CAS Key Laboratory of Nanosystem and Hierarchical Fabrication, CAS Center for Excellence in Nanoscience , National Center for Nanoscience and Technology , Beijing 100190 , People's Public of China.
Shenzhen Key Laboratory of Flexible Memory Materials and Devices, College of Electronic Science and Technology , Shenzhen University , Shenzhen , Guangdong 518060 , People's Public of China.
Nano Lett. 2018 Nov 14;18(11):6665-6671. doi: 10.1021/acs.nanolett.8b01001. Epub 2018 Oct 17.

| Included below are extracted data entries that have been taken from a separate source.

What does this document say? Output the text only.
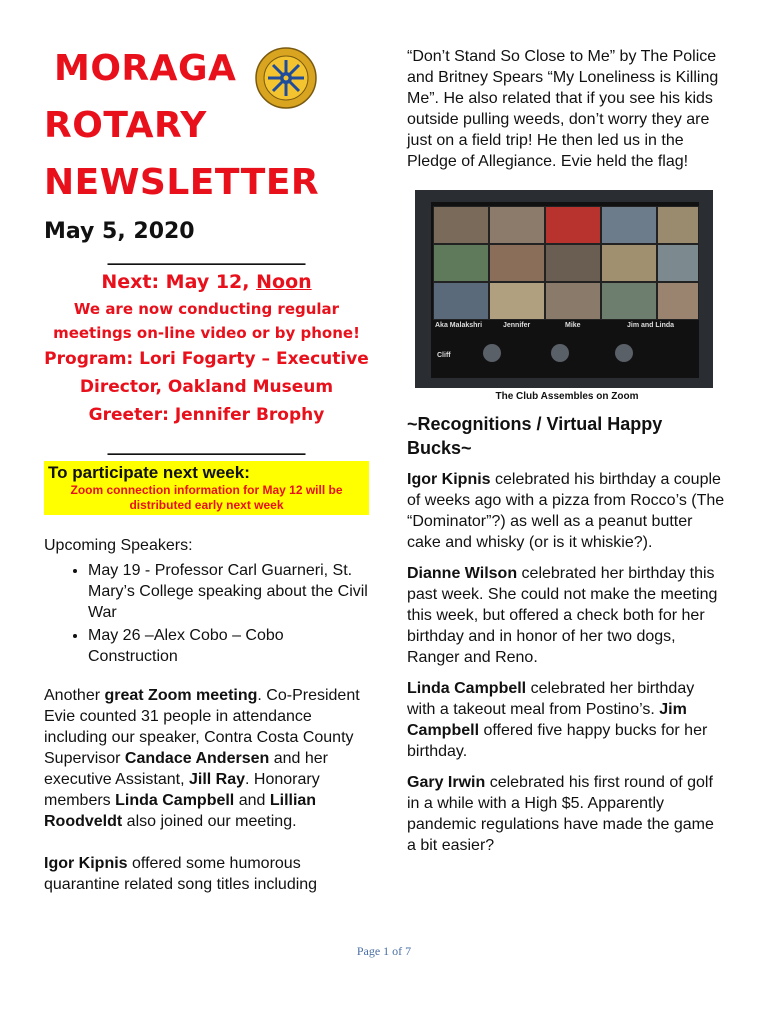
MORAGA
ROTARY
NEWSLETTER
May 5, 2020
______________________
Next: May 12, Noon
We are now conducting regular meetings on-line video or by phone!
Program: Lori Fogarty – Executive Director, Oakland Museum
Greeter: Jennifer Brophy
______________________
To participate next week:
Zoom connection information for May 12 will be distributed early next week
Upcoming Speakers:
• May 19 - Professor Carl Guarneri, St. Mary’s College speaking about the Civil War
• May 26 –Alex Cobo – Cobo Construction
Another great Zoom meeting. Co-President Evie counted 31 people in attendance including our speaker, Contra Costa County Supervisor Candace Andersen and her executive Assistant, Jill Ray. Honorary members Linda Campbell and Lillian Roodveldt also joined our meeting.
Igor Kipnis offered some humorous quarantine related song titles including
“Don’t Stand So Close to Me” by The Police and Britney Spears “My Loneliness is Killing Me”. He also related that if you see his kids outside pulling weeds, don’t worry they are just on a field trip! He then led us in the Pledge of Allegiance. Evie held the flag!
Aka Malakshri	Jennifer	Mike	Jim and Linda
Cliff
The Club Assembles on Zoom
~Recognitions / Virtual Happy Bucks~
Igor Kipnis celebrated his birthday a couple of weeks ago with a pizza from Rocco’s (The “Dominator”?) as well as a peanut butter cake and whisky (or is it whiskie?).
Dianne Wilson celebrated her birthday this past week. She could not make the meeting this week, but offered a check both for her birthday and in honor of her two dogs, Ranger and Reno.
Linda Campbell celebrated her birthday with a takeout meal from Postino’s. Jim Campbell offered five happy bucks for her birthday.
Gary Irwin celebrated his first round of golf in a while with a High $5. Apparently pandemic regulations have made the game a bit easier?
Page 1 of 7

Nanocrystals (NCs) with identical components and sizes but different crystal structures could not be distinguished by conventional absorption and emission spectra. Herein, we find that circular dichroism (CD) spectroscopy can easily distinguish the CdSe nanoplatelets (NPLs) with different crystal structures of wurtzite (WZ) and zincblende (ZB) with the help of chiral l- or d-cysteine ligands. In particular, the CD signs of the first excitonic transitions in WZ and ZB NPLs capped by the same chiral cysteine are opposite. Theoretic calculation supports the viewpoint of different crystal structures and surfaces arrangements between WZ and ZB NPLs contributing to this significant phenomenon. The CD peaks appearing at the first excitonic transition band of WZ or ZB CdSe NPLs are clearly assigned to the different transition polarizations along 4p → 5s or 4p → 5s. This work not only provides a deep insight into the origin of the optical activity inside chiral semiconductor nanomaterials but also proposes the design principle of chiral semiconductor nanocrystals with high optic activity.
具有相同成分和尺寸但晶体结构不同的纳米晶体 (NCs) 无法通过传统的吸收和发射光谱区分。在此,我们发现圆二色性 (CD) 光谱在手性 l-或 d-半胱氨酸配体的帮助下可以轻松区分具有不同晶体结构的纤锌矿 (WZ) 和闪锌矿 (ZB) 的 CdSe 纳米板 (NPL)。特别是,由相同手性半胱氨酸封端的 WZ 和 ZB NPL 中第一激子跃迁的 CD 符号相反。理论计算支持 WZ 和 ZB NPL 之间不同晶体结构和表面排列导致这一显著现象的观点。出现在 WZ 或 ZB CdSe NPL 第一激子跃迁带的 CD 峰明显归因于沿 4p→5s 或 4p→5s 的不同跃迁极化。这项工作不仅深入了解手性半导体纳米材料内部光学活性的起源,还提出了具有高光学活性的手性半导体纳米晶体的设计原则。